LAS VEGAS (KLAS) — Friday was the official count day for the Clark County School District which is significant when it comes to how money is funneled to each school. All schools are required to participate in count day so that enrollment numbers can be reported to the district.
Each student translates into funding, and this becomes the basis for budgets the rest of the school year. The final number of students is used by the district to allocate budgets to the individual schools and it can impact school staffing.
“This is really an internal piece for us to properly do the strategic budgets and give schools the staffing that they need and the opportunity to make any adjustments that they need to in order to go through the rest of the school year. From the district perspective, we’re funded differently as a district overall, so there is a distinction to be made,” said Greg Manzi, director of student record services, CCSD.
8 News NOW attended Squires Elementary School’s count day. According to the principal, attendance remains a top priority year round, but staff focus on it a lot earlier, before classes even start, to make sure students in the zone are enrolled.

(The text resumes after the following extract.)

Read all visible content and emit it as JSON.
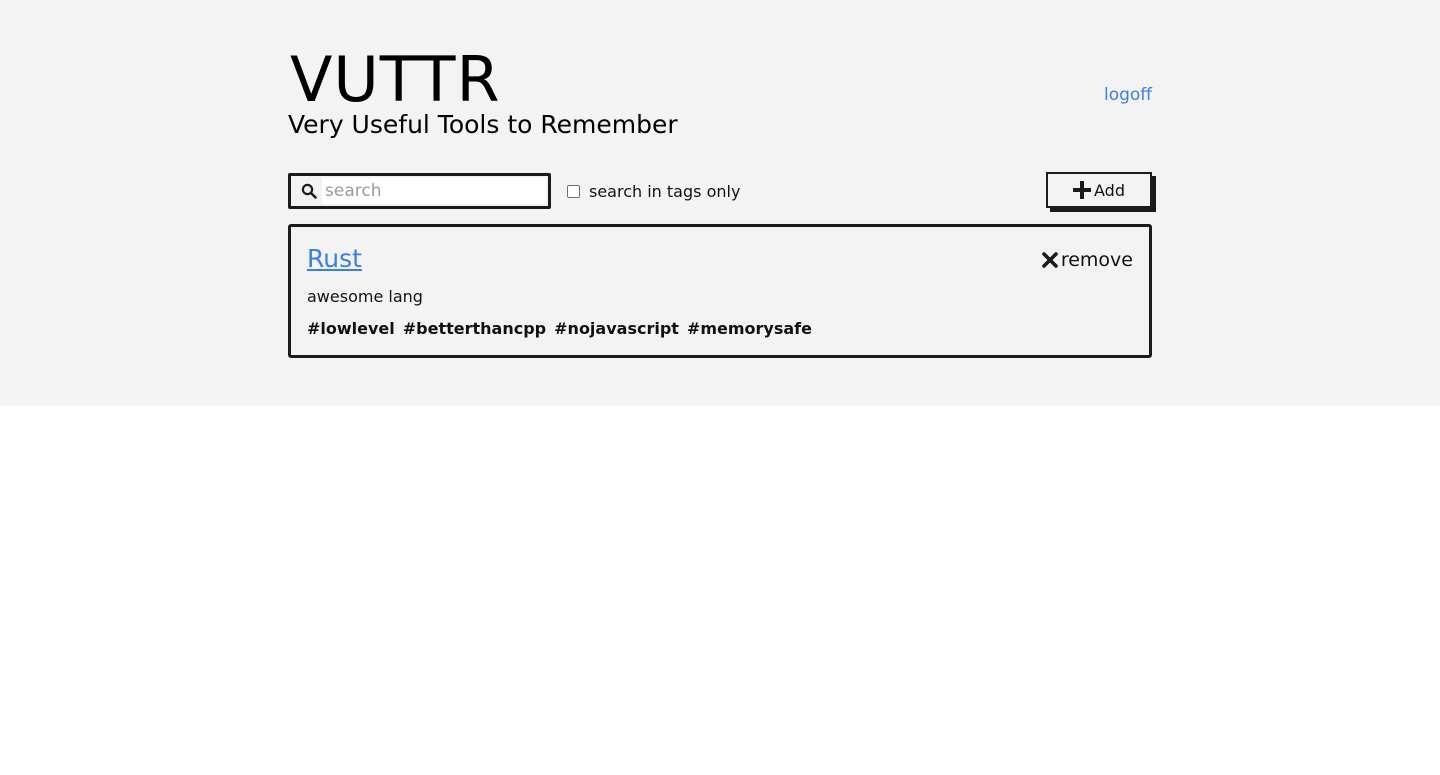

“Attendance is a constant concern, especially in at risk communities like Squires,” said Barry Bosacker, principal of Squires Elementary School. “We have to do a lot to incentavize giving our families to ensure our students are here every single day.”

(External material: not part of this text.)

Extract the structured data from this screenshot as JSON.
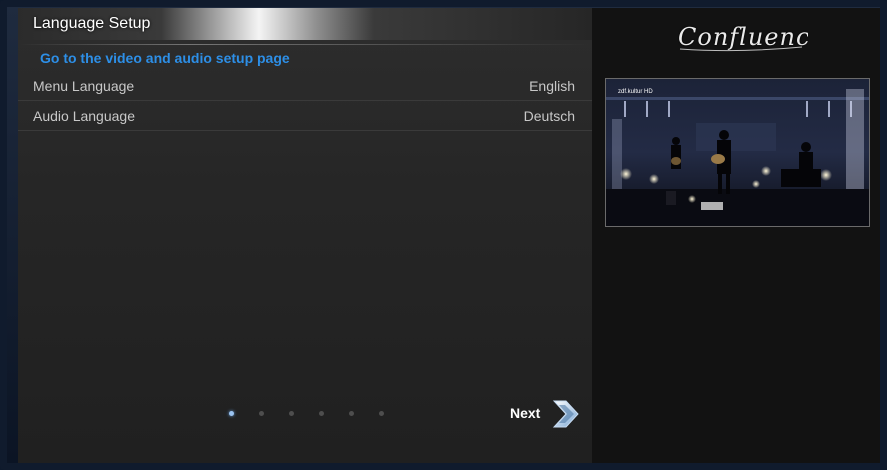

Incentives include rewarding students for a perfect attendance each month. Squires elementary also gives gifts and thank you notes to parents, the people primarily responsible for getting young students to school.

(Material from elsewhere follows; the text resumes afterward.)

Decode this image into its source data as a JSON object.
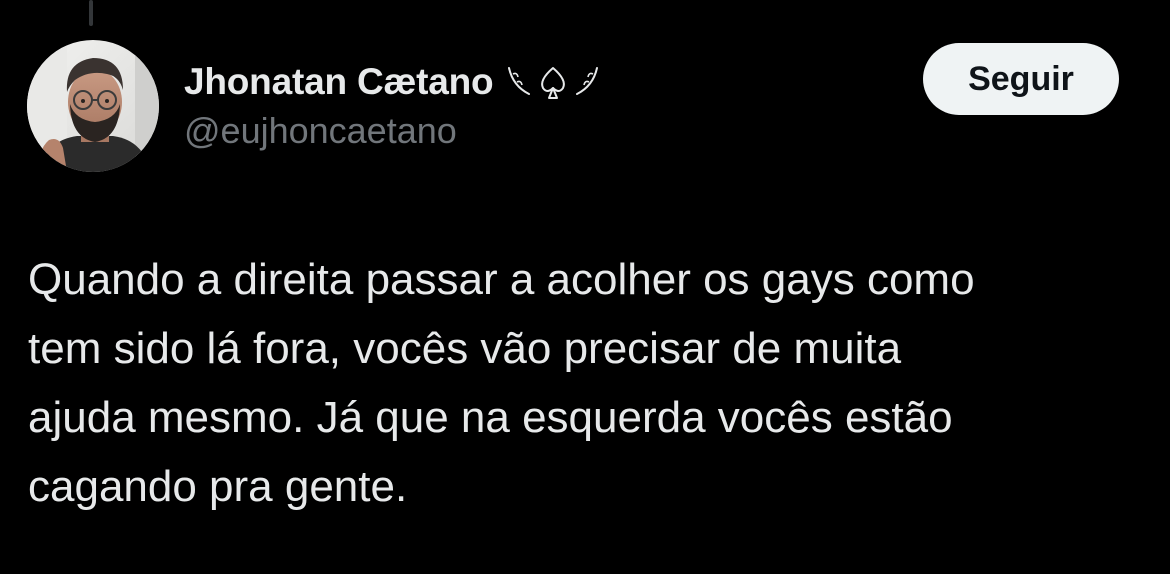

Principal Bosacker says his count is higher than projected at nearly 750 students this year. That translates into extra funding for his campus, along with money, Bosacker adds the day helps determine the future needs for his school.
“It’s how we make a lot of decisions about staffing our campus,” Bosacker said. “Getting the supplies and resources students need to ensure we have a really successful and increase our student achievement.”
Count day looks at the total number of students enrolled, registered and in a classroom since the first day of school. If a student enrolls after, Bosacker says schools don’t get money for that student. But in the end, he says it all balances out.
“There is a lot of transiency in our district however, so I also have students who are here today that a month from now may transfer out to another school,” Bosacker said.
This process has been going on for the last four years within the school district, but it is no longer required on the state level.